Claimed by his peers to be one of the hardest hitters in baseball locally, a Northumberland County native is set to join the Northern Neck’s well known sports figures in the coming days. Joining the likes of local and former pro athletes James Coates and John Jett, Leon Elwood Douglas Jr. is preparing to be enshrined into the history of local sports.
On April 13 at 2 p.m., Douglas will be the next member of the Northern Neck Sports Wall of Fame in Lancaster County joining future and fellow induction members Malcolm Lewis, former high school coach, and Rappahannock High’s coach Ellen Gaines. The ceremony
will take place at Dream Fields located near downtown Kilmarnock.
“It’s really nice that people in the community still remember I was a ballplayer and I really appreciate it,” said Douglas. “It’s just a big honor and I appreciate it.”
The former minor league baseball player was aware of the wall of fame before being nominated. He’s was very familiar with such members such as William M. “Billy” Walker and Coates who were both inducted in 2000. It was also Walker who encouraged scouts to come see Douglas before he graduated from high school.

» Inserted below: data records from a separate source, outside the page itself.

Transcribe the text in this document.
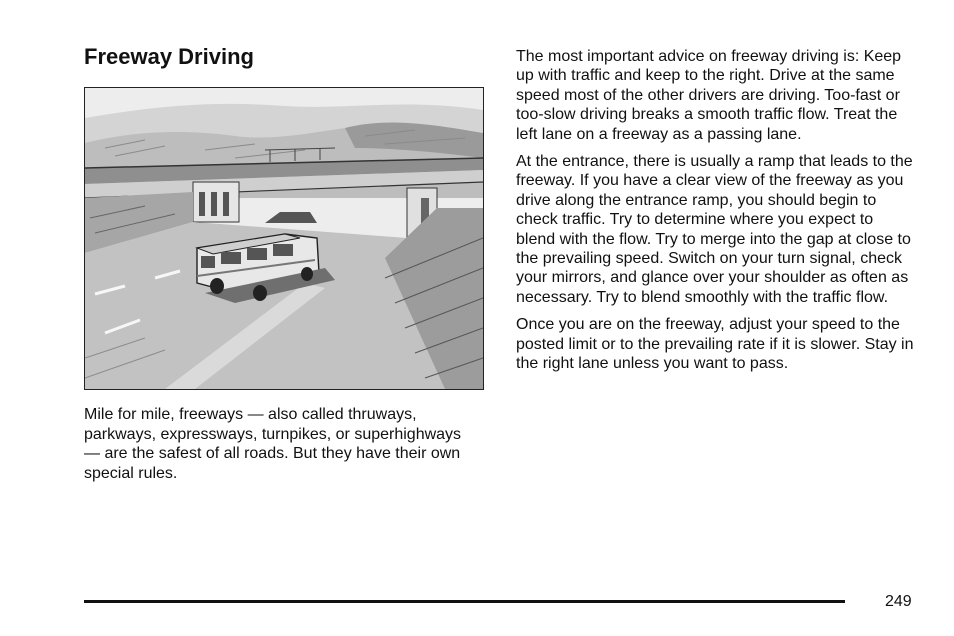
Freeway Driving

Mile for mile, freeways — also called thruways, parkways, expressways, turnpikes, or superhighways — are the safest of all roads. But they have their own special rules.

The most important advice on freeway driving is: Keep up with traffic and keep to the right. Drive at the same speed most of the other drivers are driving. Too-fast or too-slow driving breaks a smooth traffic flow. Treat the left lane on a freeway as a passing lane.

At the entrance, there is usually a ramp that leads to the freeway. If you have a clear view of the freeway as you drive along the entrance ramp, you should begin to check traffic. Try to determine where you expect to blend with the flow. Try to merge into the gap at close to the prevailing speed. Switch on your turn signal, check your mirrors, and glance over your shoulder as often as necessary. Try to blend smoothly with the traffic flow.

Once you are on the freeway, adjust your speed to the posted limit or to the prevailing rate if it is slower. Stay in the right lane unless you want to pass.

249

“I owe him a lot because he really got me into playing professional baseball,” Douglas said.
On rare occasions have baseball players from the Northern Neck been recruited to join major or minor league sports teams. In the case of Douglas, he was scouted by two teams and was selected by one following his graduation right out of Northumberland High School in 1960.
“I really didn’t know anything about it until my last game,” the right-handed slugger said ending his final year hitting .347, earned 10 homeruns and 30 rbi’s.
It turned out that the 20-year-old Douglas at the time would sign a contract with the Milwaukee Braves for their Jacksonville Team called the Wellsville Braves.
In 1961, he became an all star in the New York-Pennsylvania Baseball League after his first season as an outfielder. He had 42 hits, nine of which were doubles, collected 27 rbi’s and scored eight homeruns batting at .331. Warsaw native Howard Wood joined Douglas in the league.
“It was really nice. I enjoyed it all,” Douglas said, about his two-year period in the minor league.
One of the pitfalls of playing in the minor league during the early 1960’s was the long travels and little pay, Douglas pointed out.
“It was a hard life. We used to have to ride Greyhound buses all day or half a day,” Douglas said, adding that he would travel up 250 miles for games.
“It was rough, but I enjoyed it,” Douglas said, who travelled to such places at Iowa and New York. It had been the most travelling he had ever done.
After two years in a minor league, Douglas returned home to work. He realized during those years playing baseball there wouldn’t be much of a future for him in the sport with travel and expense costs, but that didn’t stop him from enjoying his time.
Since that time he has spent of the early years playing fastpitch softball, remained in his hometown and will be honored for representing the Northern Neck in the minor league.